The world of shapez.io is an infinite grid and your task is to deliver certain specific geometric shapes to your hub at the center.
You do this by building small factories, the most basic of which is:
- An extractor that continually extracts (duh) the shape,
- A series of conveyor belts to your hub
As you progress, you’ll be required to deliver more complex shapes. In some cases, you’ll need to cut up the basic shape, rotate and color it to match specifications.
The main game loop is just that: building small factories here and there to deliver specific pieces.
If you focus solely on the main product, you will take ages to reach the required quantities. That’s why early on the game warns you: “do not delete old factories”. There are «secondary» goals that, when met, will allow you to improve your factories, essentially improving the processing rate of all your parts (e.g. makes your conveyor belts faster, painters can process more tiles per second, et cetera).
Why would I do this?
Believe me, if you try the game (demo link above!) you’ll almost immediately know if this game is for you.
Some people—like yours truly—enjoy the planning aspect of these resource management / base building games. The more complex shapes will require you to put some thought on how and where to build your bases to maximize efficiency. Eventually, you’ll go back to an old factory only to find it clogged, and that’s a different and interesting problem to think about: how to fix this particular setup? How to manage parts with different input/output rates? Would it be easier to demolish and start from scratch?
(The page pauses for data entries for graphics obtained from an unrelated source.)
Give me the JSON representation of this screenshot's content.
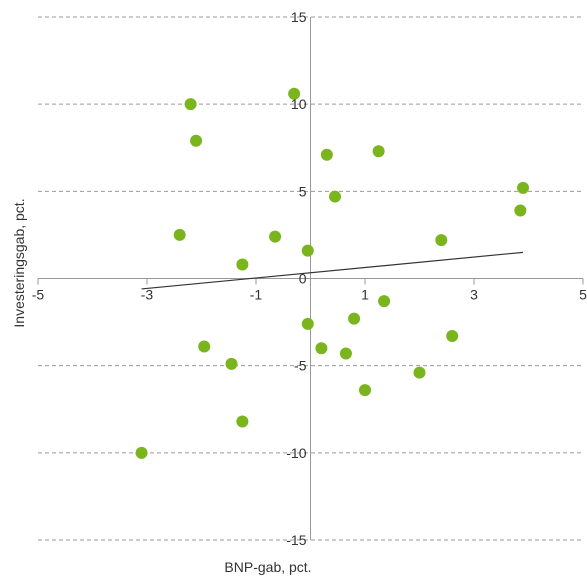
{
  "chart_data": {
    "type": "scatter",
    "title": "",
    "xlabel": "BNP-gab, pct.",
    "ylabel": "Investeringsgab, pct.",
    "xlim": [
      -5,
      5
    ],
    "ylim": [
      -15,
      15
    ],
    "x_ticks": [
      -5,
      -3,
      -1,
      1,
      3,
      5
    ],
    "y_ticks": [
      -15,
      -10,
      -5,
      0,
      5,
      10,
      15
    ],
    "grid": {
      "horizontal": true,
      "style": "dashed"
    },
    "point_color": "#7ab51d",
    "trend_color": "#333333",
    "series": [
      {
        "points": [
          {
            "x": -2.2,
            "y": 10.0
          },
          {
            "x": -0.3,
            "y": 10.6
          },
          {
            "x": -2.1,
            "y": 7.9
          },
          {
            "x": 0.3,
            "y": 7.1
          },
          {
            "x": 1.25,
            "y": 7.3
          },
          {
            "x": 3.9,
            "y": 5.2
          },
          {
            "x": 0.45,
            "y": 4.7
          },
          {
            "x": 3.85,
            "y": 3.9
          },
          {
            "x": -2.4,
            "y": 2.5
          },
          {
            "x": -0.65,
            "y": 2.4
          },
          {
            "x": 2.4,
            "y": 2.2
          },
          {
            "x": -0.05,
            "y": 1.6
          },
          {
            "x": -1.25,
            "y": 0.8
          },
          {
            "x": 1.35,
            "y": -1.3
          },
          {
            "x": -0.05,
            "y": -2.6
          },
          {
            "x": 0.8,
            "y": -2.3
          },
          {
            "x": 2.6,
            "y": -3.3
          },
          {
            "x": -1.95,
            "y": -3.9
          },
          {
            "x": 0.2,
            "y": -4.0
          },
          {
            "x": 0.65,
            "y": -4.3
          },
          {
            "x": -1.45,
            "y": -4.9
          },
          {
            "x": 2.0,
            "y": -5.4
          },
          {
            "x": 1.0,
            "y": -6.4
          },
          {
            "x": -1.25,
            "y": -8.2
          },
          {
            "x": -3.1,
            "y": -10.0
          }
        ]
      }
    ],
    "trendline": {
      "x": [
        -3.1,
        3.9
      ],
      "y": [
        -0.6,
        1.5
      ]
    }
  }
}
Useful features for the prospective shape engineer
Game features that I enjoy, in no particular order
- Most features can be accessed with keyboard inputs,
- Most critical parts have mirror images to reduce frustration,
- The grid is—for all intents and purposes of playing—infinite. This is to encourage the directive of never deleting factories (because there’s always more resources out there),
- You can easily put down specific markers on the map, name them and travel between them with only one click,
- After a while, you can copy/paste entire blocks (for a cost…),
- There’s a handy HUD to keep track of precisely what shape you’re expected to produce. This HUD can be turned off,
- There’s a very handy page to track precisely what parts you’re delivering to the hub, what intermediate products are being produced, what shapes are «stored» and how many of them, general production rates… all for the nerd/completionist inside…
What do you think, Andy?
I enjoy games that let me chill and I enjoy games where I take definite steps towards a goal. shapez.io has both.
The game was pitched to me as «Factorio without monsters», but I cannot attest to how true this is because I’ve never player Factorio. What I can say is that shapez.io is incredibly chill: there’s pretty much no way to actually «lose» progress, as you’re continually delivering pieces to your Hub.
Granted, this means that there is little «active challenge» or adversarial elements to your game. Once you’ve built a factory that produces the needed part, there’s no real reason to come back to it except to upgrade its efficiency (and mind you, this is by design: you’re much better off never deleting old factories).
But if you’re like me and want something relaxing, this could be the game for you. I myself use it as a relaxing space where I can listen to my podcasts/audiobooks without the game distracting me. I can just focus on the music and be lazy, or pump Kraftwerk to my eardrums and really work on space-economical, high-rate factories. The choice is yours.
Seriously, if you’re intrigued, go play the demo. I love devs that put out demos, regardless of the game. I love devs that believe in their product enough to give a bit of it away to be battle tested.
You’ll know if it’s for you in just a few cycles.